Newly crowned UFC heavyweight champion Daniel Cormier sees a meeting with Brock Lesnar in his future — just maybe not the immediate future.
“DC” became the new ruler of the heavyweight division on Saturday, defeating Stipe Miocic by first-round knockout in the main event of UFC 226 at the T-Mobile Arena in Las Vegas. The 39-year-old fighter now holds the light heavyweight and heavyweight titles, having become only the second man — the other being Conor McGregor — to wear UFC belts from two divisions simultaneously.
Immediately after his win, Cormier set the stage for a battle with Lesnar, the former UFC champion who just so happened to be watching from cageside. The two had a heated exchange and it sounds like it’s only a matter of time before their fight becomes official.

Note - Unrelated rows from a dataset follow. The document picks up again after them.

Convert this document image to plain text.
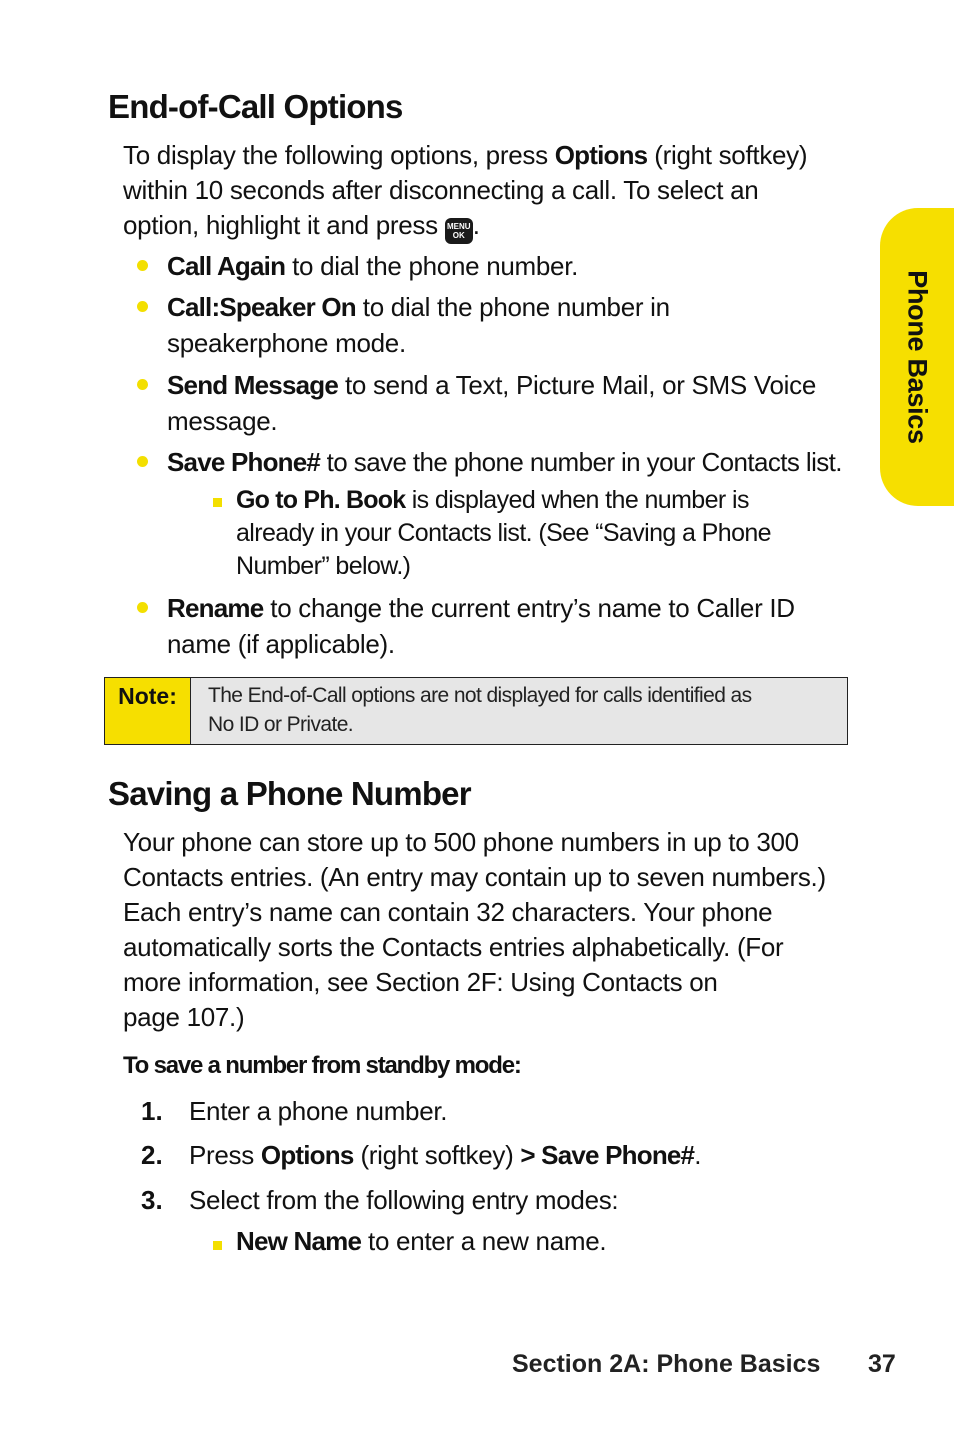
Phone Basics
End-of-Call Options
To display the following options, press Options (right softkey)
within 10 seconds after disconnecting a call. To select an
option, highlight it and press MENU
OK .
Call Again to dial the phone number.
Call:Speaker On to dial the phone number in
speakerphone mode.
Send Message to send a Text, Picture Mail, or SMS Voice
message.
Save Phone# to save the phone number in your Contacts list.
Go to Ph. Book is displayed when the number is
already in your Contacts list. (See “Saving a Phone
Number” below.)
Rename to change the current entry’s name to Caller ID
name (if applicable).
Note:	The End-of-Call options are not displayed for calls identified as
No ID or Private.
Saving a Phone Number
Your phone can store up to 500 phone numbers in up to 300
Contacts entries. (An entry may contain up to seven numbers.)
Each entry’s name can contain 32 characters. Your phone
automatically sorts the Contacts entries alphabetically. (For
more information, see Section 2F: Using Contacts on
page 107.)
To save a number from standby mode:
1. Enter a phone number.
2. Press Options (right softkey) > Save Phone#.
3. Select from the following entry modes:
New Name to enter a new name.
Section 2A: Phone Basics 37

Lesnar is currently employed as a professional wrestler by the WWE and has unresolved issues with the USADA that must be addressed as well, so it’s unlikely that he will be able to sign a contract to fight Cormier in 2018. If that’s the case, Cormier doesn’t plan to vacate either title, and he sees himself possibly accepting a highly-anticipated rematch with Alexander Gustafsson if the two-time title challenger makes a statement in his next fight against Volkan Oezdemir at UFC 227.
“I’m going to take some time, first. I’m going to go spend some time with my wife Selena and my kids and we’re able to do something and hang out a little bit, and we’ll decide,” Cormier said of his plans at UFC 226’s post-fight press conference. “But I’m at a point now where it’s going to be very difficult to fight a Curtis Blaydes or a — I don’t even know who’s coming up at 205, to be honest with you; I don’t really know who.
“Maybe Gustafsson fights well in August, but last time Gustafsson and I fought, we made no money. He’s got all these fans, but nobody buys pay-per-views. So it’s weird, do you want to go to war and make so much less money? I fight Brock Lesnar, I’m getting paid. So I want to fight fights that make sense, so this guy’s going to have to do something very special to earn a fight for the 205-pound belt and I’ll do it. I’ll go down and fight and wait for Brock. So I’ll fight again around November, I can fight again around March and be done.”
March 2019 is when Cormier plans to stop competing in MMA. He turns 40 that month and is ready to slow down after competing at the highest levels of combat sports for most of his adult life, including his days as an NCAA Division I and Olympic wrestler.
Cormier has always been viewed among the best in whatever field he competed in, but he admitted that absolute glory has always eluded him. His run at an NCAA title was stopped by the legendary Cael Sanderson, he came in one spot short of the podium at the 2004 Olympics then was pulled from the 2008 Olympics after weight cutting caused his kidneys to fail, and even his time as a UFC champion has been marked with an asterisk.
In two fights with light heavyweight Jon Jones, Cormier was unable to defeat his rival, although he would eventually witness Jones self-destruct under the weight of legal problems and a pair of failed drug tests. Jones is currently embroiled in a case with the USADA, and Cormier isn’t waiting around for him to come back nor does he feel like he needs the validation that a win over Jones might bring.
“I would if he’s around, but I don’t know if he’s gonna be around,” Cormier said when asked if another crack at Jones still interested him. “Honestly, at this point, does he even deserve it, all these fights? I hold the cards now. You may have won the fights, but I hold the cards. I’m the one that competed.
“I’m the one that went up and did something that you are not going to do. I went and fought the baddest man on the planet, the most successful heavyweight champion of all-time. A great guy, a great champion, a guy that does everything the right way, and I won. So I don’t know. I don’t know if that’s going to happen.”
It would be hard to argue that Cormier’s resume isn’t comparable with any of the best to ever step foot in the Octagon, including Jones, indomitable flyweight champion Demetrious Johnson, and all-time welterweight great Georges St-Pierre.
And until someone figures out a way to properly settle that debate, Cormier is confident with how his credentials stack up.
“Look, this tonight, for everyone that said you’re a fake champion, you can’t question this one,” Cormier said. “You may question that light heavyweight title, you can question it to the grave, but I have something completely separate from [Jones] and I’m very grateful for it. Because everything was tied to that guy. No matter how much I beat everybody up, it was always, ‘Well, he lost to Jones.’ Now, in this heavyweight division, a division that I never got to complete my journey in, I went and I completed it and I became the champ.
“So I’m a champion. I am one of the greatest fighters of all-time, and I love DJ, and I love GSP, and it’s going to be one of the three of us.”